Max Hotopf of Healthcare Europa tries to answer this question in the context of Europe’s attempts at healthcare reform.  Below are some of his arguments and my comments.

  1. Decentralization. “In most European countries healthcare policy is effectively left in the hands of regional authorities. Finland takes this to the extreme with primary and secondary care delegated to over 400 municipalities, each with 5,000 to 10,000 people.”  Mr. Hotopf claims that this decentralization makes it difficult to implement health care reform.  I wholeheartedly agree with Mr. Hotopf that decentralization makes implementing wholesale healthcare reforms more difficult.  However, I do not necessarily imply that the solution is centralization.  Generally, most economists have found that more decentralized control of government-run institutions is best.  Individuals generally have higher satisfaction with government institutions on a local level than on a national level.  Although these local bodies may suffer from diseconomies of scale, decentralized systems have better information about the needs of their local constituents.  Thus, fixing the “problem” of decentralization will likely create more problems than it solves.
  2. What the public will accept/elections.  Healthcare Europa states that the European public is often against any high profile privatization in the health care system. Further, changes in the political climate can easily derail reform efforts.  For instance, “in the Czech republic, the social democrats took power this month and are utterly opposed to any sort of private healthcare. The privatisation programme in Slovakia has been slung into reverse.”  Despite this fact, I doubt that abandoning democracy for a government of experts is a good idea [Anyone who thinks a government of experts is always good should read The Best and the Brightest about the U.S. involvement in Vietnam.]

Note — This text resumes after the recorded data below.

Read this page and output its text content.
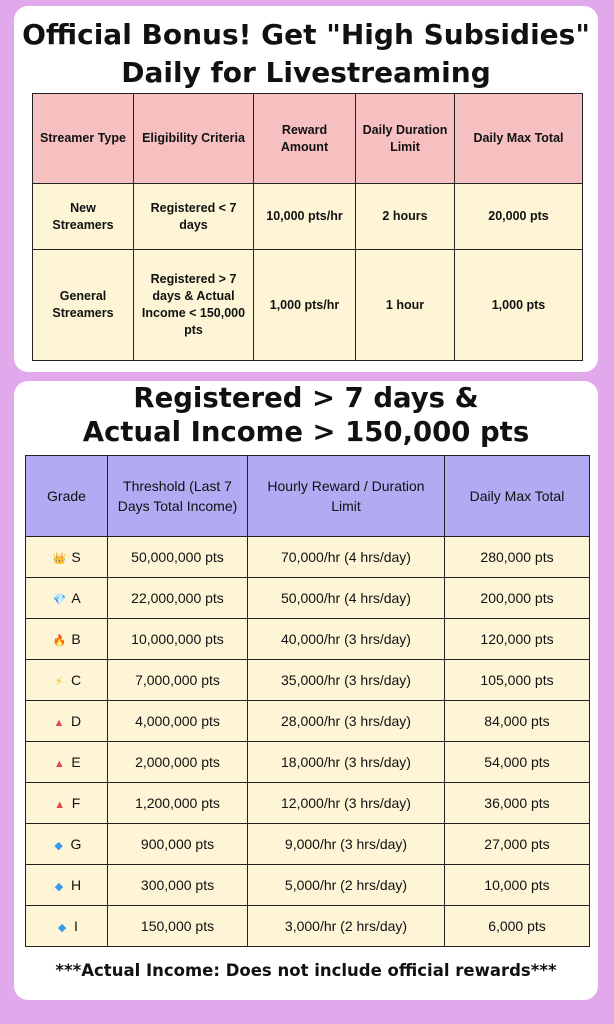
Official Bonus! Get "High Subsidies"
Daily for Livestreaming
Streamer Type	Eligibility Criteria	Reward Amount	Daily Duration Limit	Daily Max Total
New Streamers	Registered < 7 days	10,000 pts/hr	2 hours	20,000 pts
General Streamers	Registered > 7 days & Actual Income < 150,000 pts	1,000 pts/hr	1 hour	1,000 pts
Registered > 7 days &
Actual Income > 150,000 pts
Grade	Threshold (Last 7 Days Total Income)	Hourly Reward / Duration Limit	Daily Max Total
👑 S	50,000,000 pts	70,000/hr (4 hrs/day)	280,000 pts
💎 A	22,000,000 pts	50,000/hr (4 hrs/day)	200,000 pts
🔥 B	10,000,000 pts	40,000/hr (3 hrs/day)	120,000 pts
⚡ C	7,000,000 pts	35,000/hr (3 hrs/day)	105,000 pts
▲ D	4,000,000 pts	28,000/hr (3 hrs/day)	84,000 pts
▲ E	2,000,000 pts	18,000/hr (3 hrs/day)	54,000 pts
▲ F	1,200,000 pts	12,000/hr (3 hrs/day)	36,000 pts
◆ G	900,000 pts	9,000/hr (3 hrs/day)	27,000 pts
◆ H	300,000 pts	5,000/hr (2 hrs/day)	10,000 pts
◆ I	150,000 pts	3,000/hr (2 hrs/day)	6,000 pts
***Actual Income: Does not include official rewards***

  3. Professional bodies have a lot of political power and can overturn reforms.  ”The British Medical Association regularly scuppers government policy, such as the move towards larger polyclinics. It is two years since the Greek courts ruled that stipulations that a doctor has to own over 50% of any diagnostics lab are contrary to EU law. Yet, thanks to pressure from doctors, the Ministry of Health has constantly stalled any attempt to change the law.”  Here I completely agree with Healthcare Europa.

 
The blog post does leave us with some sage advice: “Unless you have an intimate understanding of how private healthcare operators will behave in any situation, you will fail to come up with programmes which will harness their energy and appetite for change.”